From Presidential candidate to UA professor: Franco Parisi talks corruption, politics and Latin America

From Presidential candidate to UA professor: Franco Parisi talks corruption, politics and Latin America

Photo courtesy of Franco Parisi

Erica Wright

When most teachers introduce themselves, they talk about previous teaching positions or real-world experience. Franco Parisi has a lot of the latter. The finance professor ran for President of Chile in 2014 and came in third place. We spoke with Parisi about his experience in politics and why he came back to teaching.

Are you originally from Chile? If so, what part?

I’m from Santiago, Chile. Chile is in the south part of South America in the Pacific Coast. It is a long, skinny country with 17 million people, with 5 million living in Santiago and the rest in different cities.

 How often do you travel back home?

 I travel back home every two months. But I don’t miss any class.

 What year did you run for president?

The year 2014. I came in third. I ran as an independent, with no political party and no money. That is different from here. In Chile, companies can finance campaigns but they do it not so aggressively as here. In order to have a more clean campaign, I did not ask for money from companies because I felt that the problem with Chile cannot be solved if you owed favors to company.

 How did your campaign run? What was your slogan?

My slogan was the Power of the People. I ran because I wanted to inform the people and educate them to help them.

How did you gain support from voters?

I started a Facebook page. It started out with one like.

 Is the Chile presidential election similar to the U.S. presidential election? What is different?

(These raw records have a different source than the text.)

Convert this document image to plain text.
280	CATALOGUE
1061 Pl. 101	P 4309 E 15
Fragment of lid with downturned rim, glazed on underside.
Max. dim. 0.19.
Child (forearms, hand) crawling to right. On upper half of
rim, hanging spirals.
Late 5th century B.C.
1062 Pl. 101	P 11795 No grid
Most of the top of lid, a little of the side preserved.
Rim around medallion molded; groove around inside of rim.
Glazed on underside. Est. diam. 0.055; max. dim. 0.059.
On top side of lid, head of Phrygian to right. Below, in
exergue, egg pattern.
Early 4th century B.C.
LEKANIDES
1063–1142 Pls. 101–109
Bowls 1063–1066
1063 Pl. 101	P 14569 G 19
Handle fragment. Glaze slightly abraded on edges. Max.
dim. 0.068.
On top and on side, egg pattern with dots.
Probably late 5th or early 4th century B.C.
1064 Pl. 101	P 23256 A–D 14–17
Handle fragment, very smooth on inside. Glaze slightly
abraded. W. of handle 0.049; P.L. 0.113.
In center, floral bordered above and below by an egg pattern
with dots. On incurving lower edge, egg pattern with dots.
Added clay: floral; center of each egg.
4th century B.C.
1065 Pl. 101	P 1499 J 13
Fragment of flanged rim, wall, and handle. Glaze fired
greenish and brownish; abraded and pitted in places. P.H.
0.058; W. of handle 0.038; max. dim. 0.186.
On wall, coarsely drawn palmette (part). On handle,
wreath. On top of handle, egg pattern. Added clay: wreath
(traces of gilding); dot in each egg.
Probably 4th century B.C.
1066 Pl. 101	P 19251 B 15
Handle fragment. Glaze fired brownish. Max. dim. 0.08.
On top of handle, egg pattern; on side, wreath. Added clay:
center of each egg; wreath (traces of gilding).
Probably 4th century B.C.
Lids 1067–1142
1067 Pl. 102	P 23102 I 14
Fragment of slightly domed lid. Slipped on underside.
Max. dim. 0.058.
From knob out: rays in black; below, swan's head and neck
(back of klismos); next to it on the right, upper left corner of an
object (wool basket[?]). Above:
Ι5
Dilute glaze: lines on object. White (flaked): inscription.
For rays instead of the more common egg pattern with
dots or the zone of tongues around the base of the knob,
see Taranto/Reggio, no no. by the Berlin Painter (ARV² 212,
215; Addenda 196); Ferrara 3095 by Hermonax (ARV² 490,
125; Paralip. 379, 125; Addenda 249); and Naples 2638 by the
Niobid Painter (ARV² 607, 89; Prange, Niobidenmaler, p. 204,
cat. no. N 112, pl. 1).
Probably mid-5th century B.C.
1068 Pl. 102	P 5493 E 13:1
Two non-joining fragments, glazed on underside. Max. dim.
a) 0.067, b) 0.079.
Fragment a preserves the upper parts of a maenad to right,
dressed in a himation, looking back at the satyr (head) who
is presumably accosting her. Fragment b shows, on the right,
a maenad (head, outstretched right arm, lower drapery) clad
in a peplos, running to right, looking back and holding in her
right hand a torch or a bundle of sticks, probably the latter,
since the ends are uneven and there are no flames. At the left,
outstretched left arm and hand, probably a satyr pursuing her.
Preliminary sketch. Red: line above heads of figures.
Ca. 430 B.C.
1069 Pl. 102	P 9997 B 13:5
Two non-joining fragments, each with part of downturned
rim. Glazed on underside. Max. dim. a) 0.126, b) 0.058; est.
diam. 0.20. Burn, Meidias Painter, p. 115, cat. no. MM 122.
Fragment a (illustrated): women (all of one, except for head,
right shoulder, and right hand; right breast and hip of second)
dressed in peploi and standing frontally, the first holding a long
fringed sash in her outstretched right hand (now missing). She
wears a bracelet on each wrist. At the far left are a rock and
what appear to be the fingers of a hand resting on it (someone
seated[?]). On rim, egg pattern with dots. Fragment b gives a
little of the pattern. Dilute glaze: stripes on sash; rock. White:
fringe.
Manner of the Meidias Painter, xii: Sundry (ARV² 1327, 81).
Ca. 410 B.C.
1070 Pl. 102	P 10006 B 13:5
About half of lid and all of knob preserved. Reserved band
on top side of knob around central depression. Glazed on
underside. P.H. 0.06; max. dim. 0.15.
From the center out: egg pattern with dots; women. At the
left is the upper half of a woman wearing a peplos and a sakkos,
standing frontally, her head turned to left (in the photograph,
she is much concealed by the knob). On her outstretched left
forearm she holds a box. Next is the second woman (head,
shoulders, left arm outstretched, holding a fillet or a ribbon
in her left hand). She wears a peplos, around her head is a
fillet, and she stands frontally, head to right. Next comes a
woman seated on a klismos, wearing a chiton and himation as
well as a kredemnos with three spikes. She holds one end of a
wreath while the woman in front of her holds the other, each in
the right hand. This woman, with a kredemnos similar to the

 We have primaries also, but since I was an independent I did not gave to go to a primary. In Chile, you have two big political parties; one is a group of political parties where more for the right and the other more for the left. They are really powerful, they have a lot of connections with companies and it is a really difficult club to get in. With power, all of the big and important jobs for the government are made by the political party and not for the person. Also, here in the U.S. it is really expensive campaign. In Chile, we also spend a lot of money but we are a poor country so it is impossible to compare with the biggest country in the world.

 How did you end up from being runner-up for the presidency in Chile to a professor at UA?

Because I’m a professor all my life. I was a professor in Chile. I was an instructor at the University of Chile, then I get a scholarship to get my doctorate degree at the University of Georgia. I got my doctorate degree in 1996 and then I was coming back and forth to the United States teaching at different universities, then I was associate dean and dean in Chile. Then there was the election and I decided to run for president, but all the time I was an instructor. I’m happy to be an instructor.

 What is your student’s reaction when you tell them you ran for president?

 Some of them didn’t believe me. This may be funny for them.

 If you had won, how do you think things would be different?

 If I were president right now in Chile, all of the good positions in government would be for good people, not for repaying political favors. That is the problem in Chile right now. The big problem is a big community crisis because of the situation with the son of the president so everybody is really disappointed because they feel like they can’t trust the president. Even though I’m not there, I’m still in the mind of the people. I came in fourth in a poll for who the people want as the next president of Chile.

 Before running for president, did you ever hold any political office?

 No, I did not. It was a one-time thing running for president. I was a professor before running for president, I have always been a professor.

 Would you ever run for any political office in the United States?

 No, I am just happy to be an instructor.